HomeEconomyFiscal deficit in April-May at 3% of annual target

Fiscal deficit in April-May at 3% of annual target

New Delhi: The central government’s fiscal deficit in the first two months of FY25 narrowed to 3% of the annual target, compared with 11.8% a year before, as revenue mop-up rose on the back of a generous central bank dividend in May while expenditure eased, substantially erasing the April gap.The deficit was to the tune of 12.5% of the full-year target in April, against 7.5% a year before.

The improved performance in May keeps the government firmly on course to realise its target of containing the fiscal gap at 5.1% of GDP in FY25, analysts said. It aims to reduce the gap further to 4.5% of GDP in FY26. The official data released on Friday showed, in absolute terms, the fiscal deficit between April and May stood at just ₹50,615 crore, compared with ₹2,10,287 crore a year before. In May alone, the government witnessed a rare fiscal surplus of ₹1.6 lakh crore, driven by a record ₹2.11 lakh crore central bank dividend and a compression in both capital and revenue spending amid the general election, the data showed.

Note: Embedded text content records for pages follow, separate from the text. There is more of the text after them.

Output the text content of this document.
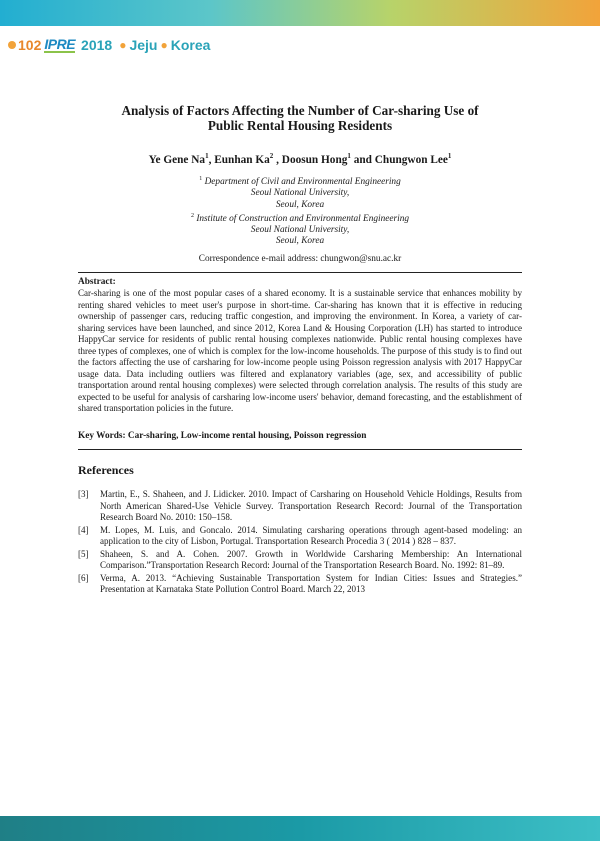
102 IPRE 2018 ● Jeju ● Korea
Analysis of Factors Affecting the Number of Car-sharing Use of
Public Rental Housing Residents
Ye Gene Na$^1$, Eunhan Ka$^2$ , Doosun Hong$^1$ and Chungwon Lee$^1$
$^1$ Department of Civil and Environmental Engineering
Seoul National University,
Seoul, Korea
$^2$ Institute of Construction and Environmental Engineering
Seoul National University,
Seoul, Korea
Correspondence e-mail address: chungwon@snu.ac.kr
Abstract:

Car-sharing is one of the most popular cases of a shared economy. It is a sustainable service that enhances mobility by renting shared vehicles to meet user's purpose in short-time. Car-sharing has known that it is effective in reducing ownership of passenger cars, reducing traffic congestion, and improving the environment. In Korea, a variety of car-sharing services have been launched, and since 2012, Korea Land & Housing Corporation (LH) has started to introduce HappyCar service for residents of public rental housing complexes nationwide. Public rental housing complexes have three types of complexes, one of which is complex for the low-income households. The purpose of this study is to find out the factors affecting the use of carsharing for low-income people using Poisson regression analysis with 2017 HappyCar usage data. Data including outliers was filtered and explanatory variables (age, sex, and accessibility of public transportation around rental housing complexes) were selected through correlation analysis. The results of this study are expected to be useful for analysis of carsharing low-income users' behavior, demand forecasting, and the establishment of shared transportation policies in the future.

Key Words: Car-sharing, Low-income rental housing, Poisson regression
References
[3]	Martin, E., S. Shaheen, and J. Lidicker. 2010. Impact of Carsharing on Household Vehicle Holdings, Results from North American Shared-Use Vehicle Survey. Transportation Research Record: Journal of the Transportation Research Board No. 2010: 150–158.
[4]	M. Lopes, M. Luis, and Goncalo. 2014. Simulating carsharing operations through agent-based modeling: an application to the city of Lisbon, Portugal. Transportation Research Procedia 3 ( 2014 ) 828 – 837.
[5]	Shaheen, S. and A. Cohen. 2007. Growth in Worldwide Carsharing Membership: An International Comparison.”Transportation Research Record: Journal of the Transportation Research Board. No. 1992: 81–89.
[6]	Verma, A. 2013. “Achieving Sustainable Transportation System for Indian Cities: Issues and Strategies.” Presentation at Karnataka State Pollution Control Board. March 22, 2013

In the first two months of this fiscal, revenue expenditure grew 4.7% from a year earlier, while capital spending dropped 14.4%. The moderation is sharper in May alone-capex crashed by a half while revenue spending dropped 33% from the year before. Consequently, total expenditure between April and May eased 0.4% from a year earlier to ₹6.23 lakh crore.

“The revenue upside seen from non-tax–and to a smaller extent–tax receipts suggests headroom to both boost expenditure and target a faster fiscal consolidation than what was pencilled into the Interim Budget for FY2025,” said Aditi Nayar, chief economist at ICRA.

Total receipts hit ₹5.73 lakh crore until May, up 37.8% from a year before and way above the targeted full-year increase of 10.8%, thanks to better-than-expected tax and non-tax revenue.

Net tax receipts until May rose 14.7% from a year before to ₹3.19 lakh crore, while non-tax revenue mop-up surged 87% to ₹2.52 lakh crore.